When we engage with others and are engaged by others, we have a basic choice on how to conduct ourselves. We can choose to behave reactively to the ideas and emotional states of others or choose to behave proactively by remaining grounded and centered in our highest values.

When we are devoted to a life of self-reflection and self-knowledge, we are so often encountered with others who seek to fight, to drag us down to their level and beat us with experience, and to stifle us and fog us because our radiance disturbs their false equanimity. As these people are not offering us equal value in return, it is not our job to dismantle their antagonism. They have not paid the price for our abilities. Neither is it our job to react to them and respond out of distress and unease. If we are dedicated to a life of self-reflection and self-knowledge, our job is to contain their antagonism and remove it from our lives as it crosses our boundaries. We can only do this while remaining grounded and centered in our highest values. We owe it to no friend to step off the path of self-growth in order to mend the wounds they do not attend to. This places us in the role of a parent. It is fundamentally reactive and disturbs the balance of the friendship. It is also the modus operandi of all cult leaders, those who place themselves in the role of parent to their friends. It is important we ask for value in return for the gifts we share.

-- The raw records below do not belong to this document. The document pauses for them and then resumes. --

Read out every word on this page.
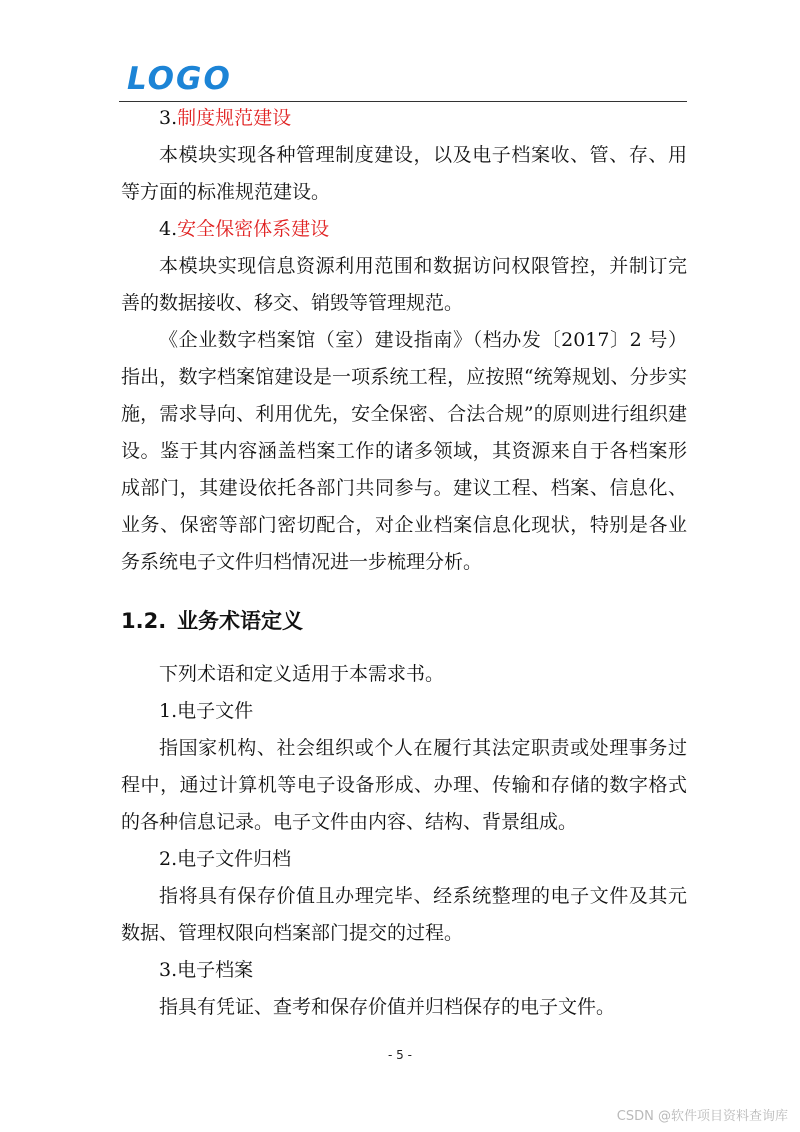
LOGO

3.制度规范建设

本模块实现各种管理制度建设，以及电子档案收、管、存、用等方面的标准规范建设。

4.安全保密体系建设

本模块实现信息资源利用范围和数据访问权限管控，并制订完善的数据接收、移交、销毁等管理规范。

《企业数字档案馆（室）建设指南》（档办发〔2017〕2 号）指出，数字档案馆建设是一项系统工程，应按照“统筹规划、分步实施，需求导向、利用优先，安全保密、合法合规”的原则进行组织建设。鉴于其内容涵盖档案工作的诸多领域，其资源来自于各档案形成部门，其建设依托各部门共同参与。建议工程、档案、信息化、业务、保密等部门密切配合，对企业档案信息化现状，特别是各业务系统电子文件归档情况进一步梳理分析。

1.2. 业务术语定义

下列术语和定义适用于本需求书。

1.电子文件

指国家机构、社会组织或个人在履行其法定职责或处理事务过程中，通过计算机等电子设备形成、办理、传输和存储的数字格式的各种信息记录。电子文件由内容、结构、背景组成。

2.电子文件归档

指将具有保存价值且办理完毕、经系统整理的电子文件及其元数据、管理权限向档案部门提交的过程。

3.电子档案

指具有凭证、查考和保存价值并归档保存的电子文件。

- 5 -
CSDN @软件项目资料查询库
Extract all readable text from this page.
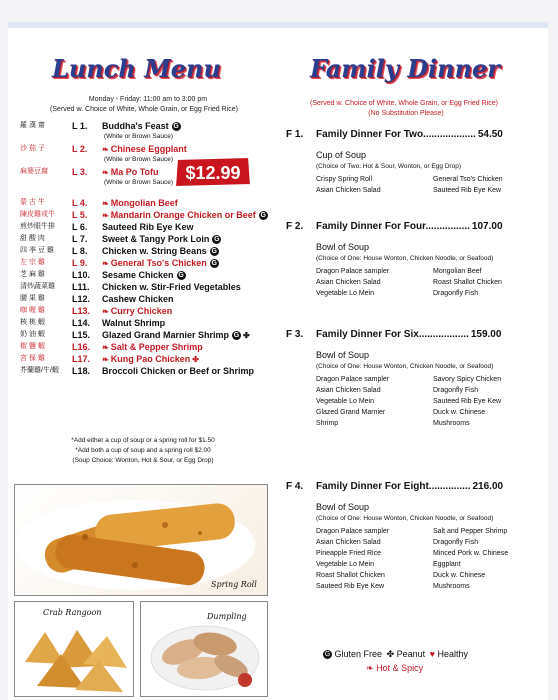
Lunch Menu
Monday - Friday: 11:00 am to 3:00 pm
(Served w. Choice of White, Whole Grain, or Egg Fried Rice)
羅 漢 齋	L 1.	Buddha's Feast G
(White or Brown Sauce)
沙 茄 子	L 2.	❧ Chinese Eggplant
(White or Brown Sauce)
麻婆豆腐	L 3.	❧ Ma Po Tofu
(White or Brown Sauce)
蒙 古 牛	L 4.	❧ Mongolian Beef
陳皮雞或牛	L 5.	❧ Mandarin Orange Chicken or Beef G
煎炒眼牛排	L 6.	Sauteed Rib Eye Kew
甜 酸 肉	L 7.	Sweet & Tangy Pork Loin G
四 季 豆 雞	L 8.	Chicken w. String Beans G
左 宗 雞	L 9.	❧ General Tso's Chicken G
芝 麻 雞	L10.	Sesame Chicken G
清炒蔬菜雞	L11.	Chicken w. Stir-Fried Vegetables
腰 果 雞	L12.	Cashew Chicken
咖 喱 雞	L13.	❧ Curry Chicken
核 桃 蝦	L14.	Walnut Shrimp
奶 油 蝦	L15.	Glazed Grand Marnier Shrimp G ✤
椒 鹽 蝦	L16.	❧ Salt & Pepper Shrimp
宮 保 雞	L17.	❧ Kung Pao Chicken ✤
芥蘭雞/牛/蝦	L18.	Broccoli Chicken or Beef or Shrimp
$12.99
*Add either a cup of soup or a spring roll for $1.50
*Add both a cup of soup and a spring roll $2.00
(Soup Choice: Wonton, Hot & Sour, or Egg Drop)
Spring Roll
Crab Rangoon	Dumpling
Family Dinner
(Served w. Choice of White, Whole Grain, or Egg Fried Rice)
(No Substitution Please)
F 1. Family Dinner For Two................... 54.50
Cup of Soup
(Choice of Two: Hot & Sour, Wonton, or Egg Drop)
Crispy Spring Roll	General Tso's Chicken
Asian Chicken Salad	Sauteed Rib Eye Kew
F 2. Family Dinner For Four................ 107.00
Bowl of Soup
(Choice of One: House Wonton, Chicken Noodle, or Seafood)
Dragon Palace sampler	Mongolian Beef
Asian Chicken Salad	Roast Shallot Chicken
Vegetable Lo Mein	Dragonfly Fish
F 3. Family Dinner For Six.................. 159.00
Bowl of Soup
(Choice of One: House Wonton, Chicken Noodle, or Seafood)
Dragon Palace sampler	Savory Spicy Chicken
Asian Chicken Salad	Dragonfly Fish
Vegetable Lo Mein	Sauteed Rib Eye Kew
Glazed Grand Marnier	Duck w. Chinese
Shrimp	Mushrooms
F 4. Family Dinner For Eight............... 216.00
Bowl of Soup
(Choice of One: House Wonton, Chicken Noodle, or Seafood)
Dragon Palace sampler	Salt and Pepper Shrimp
Asian Chicken Salad	Dragonfly Fish
Pineapple Fried Rice	Minced Pork w. Chinese
Vegetable Lo Mein	Eggplant
Roast Shallot Chicken	Duck w. Chinese
Sauteed Rib Eye Kew	Mushrooms
G Gluten Free ✤ Peanut ♥ Healthy
❧ Hot & Spicy
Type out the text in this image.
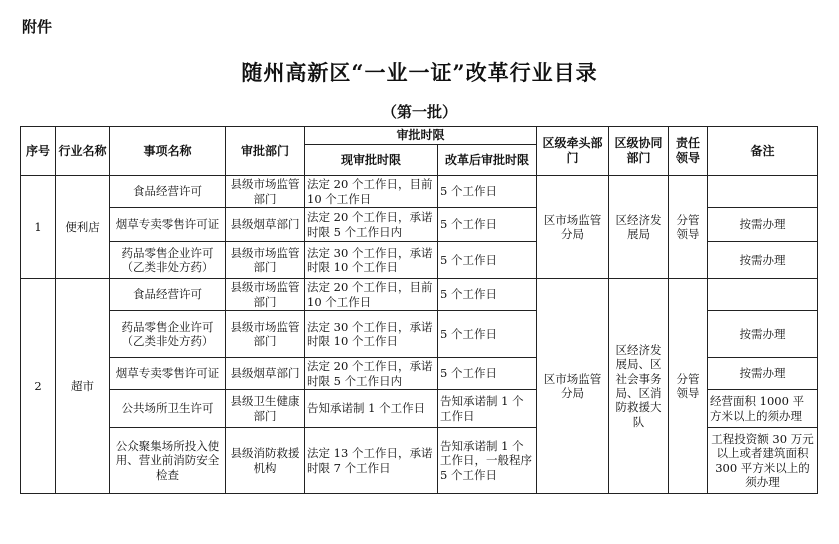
附件
随州高新区“一业一证”改革行业目录
（第一批）
序号	行业名称	事项名称	审批部门	审批时限		区级牵头部门	区级协同部门	责任领导	备注
				现审批时限	改革后审批时限				
1	便利店	食品经营许可	县级市场监管部门	法定 20 个工作日，目前 10 个工作日	5 个工作日	区市场监管分局	区经济发展局	分管领导	
		烟草专卖零售许可证	县级烟草部门	法定 20 个工作日，承诺时限 5 个工作日内	5 个工作日				按需办理
		药品零售企业许可（乙类非处方药）	县级市场监管部门	法定 30 个工作日，承诺时限 10 个工作日	5 个工作日				按需办理
2	超市	食品经营许可	县级市场监管部门	法定 20 个工作日，目前 10 个工作日	5 个工作日	区市场监管分局	区经济发展局、区社会事务局、区消防救援大队	分管领导	
		药品零售企业许可（乙类非处方药）	县级市场监管部门	法定 30 个工作日，承诺时限 10 个工作日	5 个工作日				按需办理
		烟草专卖零售许可证	县级烟草部门	法定 20 个工作日，承诺时限 5 个工作日内	5 个工作日				按需办理
		公共场所卫生许可	县级卫生健康部门	告知承诺制 1 个工作日	告知承诺制 1 个工作日				经营面积 1000 平方米以上的须办理
		公众聚集场所投入使用、营业前消防安全检查	县级消防救援机构	法定 13 个工作日，承诺时限 7 个工作日	告知承诺制 1 个工作日，一般程序 5 个工作日				工程投资额 30 万元以上或者建筑面积 300 平方米以上的须办理
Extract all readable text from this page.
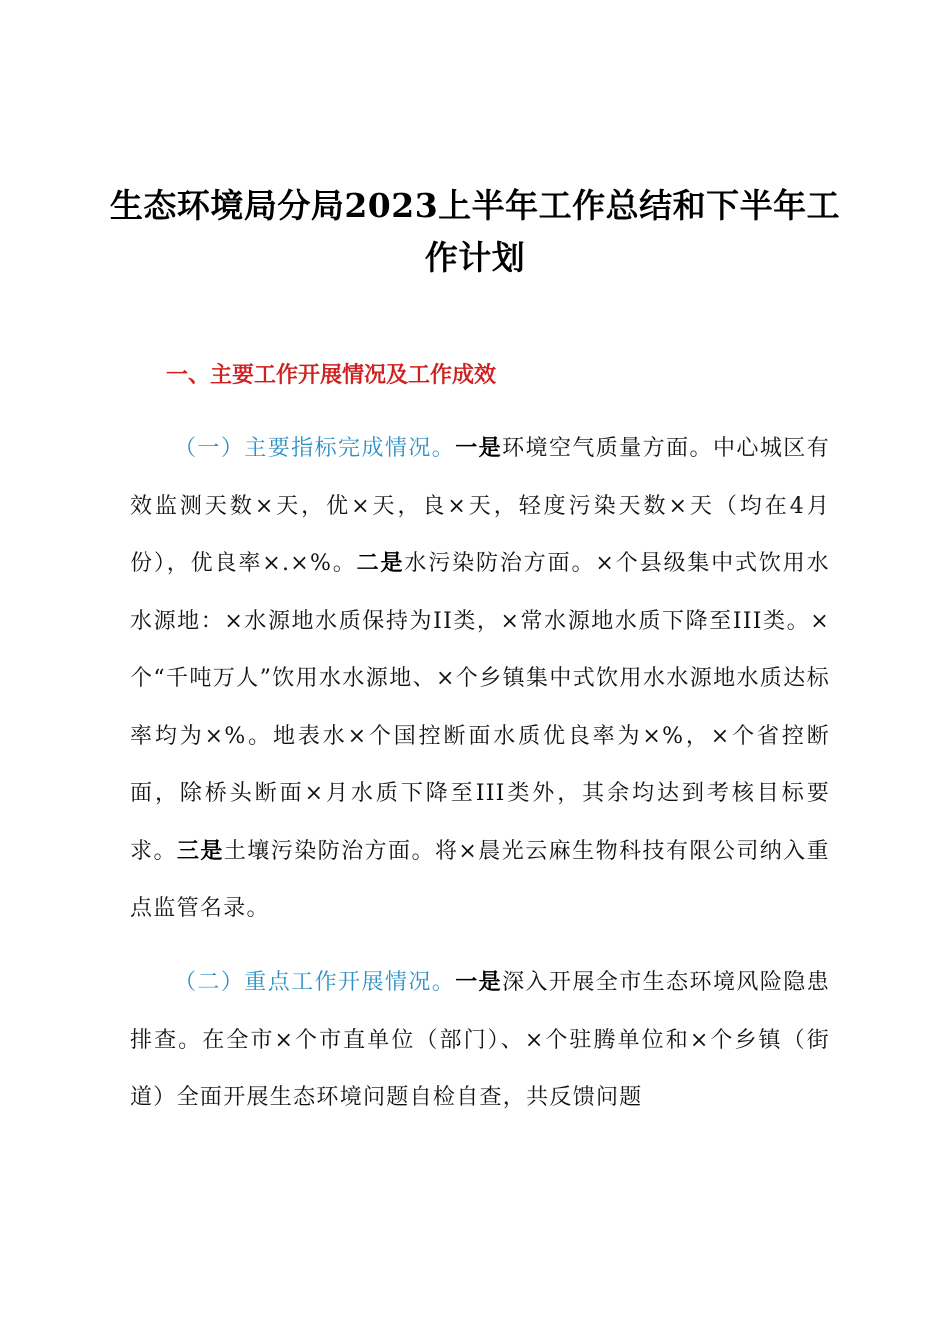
生态环境局分局2023上半年工作总结和下半年工作计划
一、主要工作开展情况及工作成效
（一）主要指标完成情况。一是环境空气质量方面。中心城区有效监测天数×天，优×天，良×天，轻度污染天数×天（均在4月份），优良率×.×%。二是水污染防治方面。×个县级集中式饮用水水源地：×水源地水质保持为II类，×常水源地水质下降至III类。×个“千吨万人”饮用水水源地、×个乡镇集中式饮用水水源地水质达标率均为×%。地表水×个国控断面水质优良率为×%，×个省控断面，除桥头断面×月水质下降至III类外，其余均达到考核目标要求。三是土壤污染防治方面。将×晨光云麻生物科技有限公司纳入重点监管名录。
（二）重点工作开展情况。一是深入开展全市生态环境风险隐患排查。在全市×个市直单位（部门）、×个驻腾单位和×个乡镇（街道）全面开展生态环境问题自检自查，共反馈问题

We can contain the antagonism of another by expressing and maintaining our boundaries and preferences in a clear and empathetic manner. The empathy is for ourselves. We do not owe empathy to a person who is behaving antagonistically, either by acting out of their wounded child in order to fight with us or acting out of their inner parent in an attempt to “correct” our behavior. We owe it to ourselves to remain grounded and centered in our path to knowing ourselves better and healing our childhood deficits.

We do ourselves a disservice when we behave reactively toward others by acting out our wounded child or our inner parent. These such circumstances, which occur to us all, call for us to self-reflect and attend to our unmet needs. We can learn from every conflict we’ve ever had.

When we engage from our true self, which is boundaried and aligned with truth, we appeal proactively to the true self in others. The more consistently we can do this, a consistency born out of daily dedication to self-reflection and self-therapy, the less we find ourselves in the company of those uninterested in living rich inner lives. The corrupted, the stuck, and the antagonistic fall away of their own accord. Those who are true seekers learn from our gifts and, in their own time, learn to share their own gifts. We change the world by changing ourselves. To live proactively is to lead by example. To live reactively is to repeat our unconscious, historical traumas.